Both the Audi e-tron and e-tron Sportback are built on a modified MLB Evo chassis, not a bespoke EV architecture like the Tesla Model Y is. Future e-tron models will get bespoke EV chassis but the current cars are still built on older platforms, which is why they’re so heavy. That massive curb weight drastically reduces range, despite actually having big batteries.
The Audi e-tron and e-tron Sportback have 95 kWh battery packs and only have 222 miles and 218 miles of range, respectively. Compared to the Tesla Model Y, which has 316 miles of range, they seem a bit old-hat. Especially when you consider their prices.

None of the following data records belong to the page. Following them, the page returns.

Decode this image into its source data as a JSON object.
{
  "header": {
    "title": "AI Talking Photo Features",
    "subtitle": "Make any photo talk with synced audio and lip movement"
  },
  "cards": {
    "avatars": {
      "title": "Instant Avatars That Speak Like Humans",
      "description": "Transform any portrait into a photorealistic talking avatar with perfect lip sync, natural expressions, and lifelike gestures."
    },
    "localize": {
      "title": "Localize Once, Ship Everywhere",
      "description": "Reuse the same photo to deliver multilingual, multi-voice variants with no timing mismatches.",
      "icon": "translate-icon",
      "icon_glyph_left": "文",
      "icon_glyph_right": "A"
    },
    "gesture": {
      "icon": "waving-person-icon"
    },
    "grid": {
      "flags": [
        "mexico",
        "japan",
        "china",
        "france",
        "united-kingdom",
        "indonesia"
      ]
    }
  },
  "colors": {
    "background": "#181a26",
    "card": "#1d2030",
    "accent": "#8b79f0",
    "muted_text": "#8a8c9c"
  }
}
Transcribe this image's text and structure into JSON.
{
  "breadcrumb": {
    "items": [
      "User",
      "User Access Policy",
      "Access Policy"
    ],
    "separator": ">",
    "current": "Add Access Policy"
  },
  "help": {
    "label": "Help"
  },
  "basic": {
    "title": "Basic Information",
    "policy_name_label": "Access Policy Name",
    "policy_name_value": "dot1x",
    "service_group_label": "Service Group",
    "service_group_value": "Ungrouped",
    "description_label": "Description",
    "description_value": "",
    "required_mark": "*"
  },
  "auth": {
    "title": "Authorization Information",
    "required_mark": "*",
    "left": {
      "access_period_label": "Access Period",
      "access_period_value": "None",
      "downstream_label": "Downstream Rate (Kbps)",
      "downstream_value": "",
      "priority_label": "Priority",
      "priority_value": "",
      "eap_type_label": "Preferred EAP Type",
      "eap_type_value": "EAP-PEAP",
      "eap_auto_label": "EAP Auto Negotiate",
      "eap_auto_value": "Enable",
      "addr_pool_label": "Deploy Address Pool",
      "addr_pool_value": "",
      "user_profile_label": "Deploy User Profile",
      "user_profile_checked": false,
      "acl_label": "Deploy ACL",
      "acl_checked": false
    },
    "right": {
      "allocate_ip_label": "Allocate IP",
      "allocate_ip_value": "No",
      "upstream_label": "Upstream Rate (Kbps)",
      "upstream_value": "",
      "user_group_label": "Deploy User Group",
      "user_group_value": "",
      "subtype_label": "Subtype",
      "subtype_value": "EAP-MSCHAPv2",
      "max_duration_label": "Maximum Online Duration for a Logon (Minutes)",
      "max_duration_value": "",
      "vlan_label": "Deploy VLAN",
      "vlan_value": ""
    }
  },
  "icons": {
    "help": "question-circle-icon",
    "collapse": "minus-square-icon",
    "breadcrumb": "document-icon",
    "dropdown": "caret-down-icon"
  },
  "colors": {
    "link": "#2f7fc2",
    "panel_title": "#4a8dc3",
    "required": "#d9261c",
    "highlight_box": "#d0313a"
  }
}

Coming in at $49,990, the entry-level Model Y undercuts the cheapest Audi e-tron by more than $15,000. The standard Audi e-tron starts life at $65,900, while the e-tron Sportback comes in at $69,100. So, on a range-per-dollar rate, the Model Y crushes both e-trons.
Where the Audi e-tron siblings crawl back into the fight is in terms of luxury, comfort, build quality and driving dynamics. While the e-tron isn’t the most fun car to drive, it’s more fun than the Model Y and a surprisingly capable car when driven hard. It’s also wonderfully comfortable, shockingly quiet and one of the best cars in Audi’s lineup.
So if you’re looking for a fantastic luxury car and would like something electric, the Audi e-tron is the car for you. But if you want the best EV tech on offer, you’ll probably enjoy the Model Y more.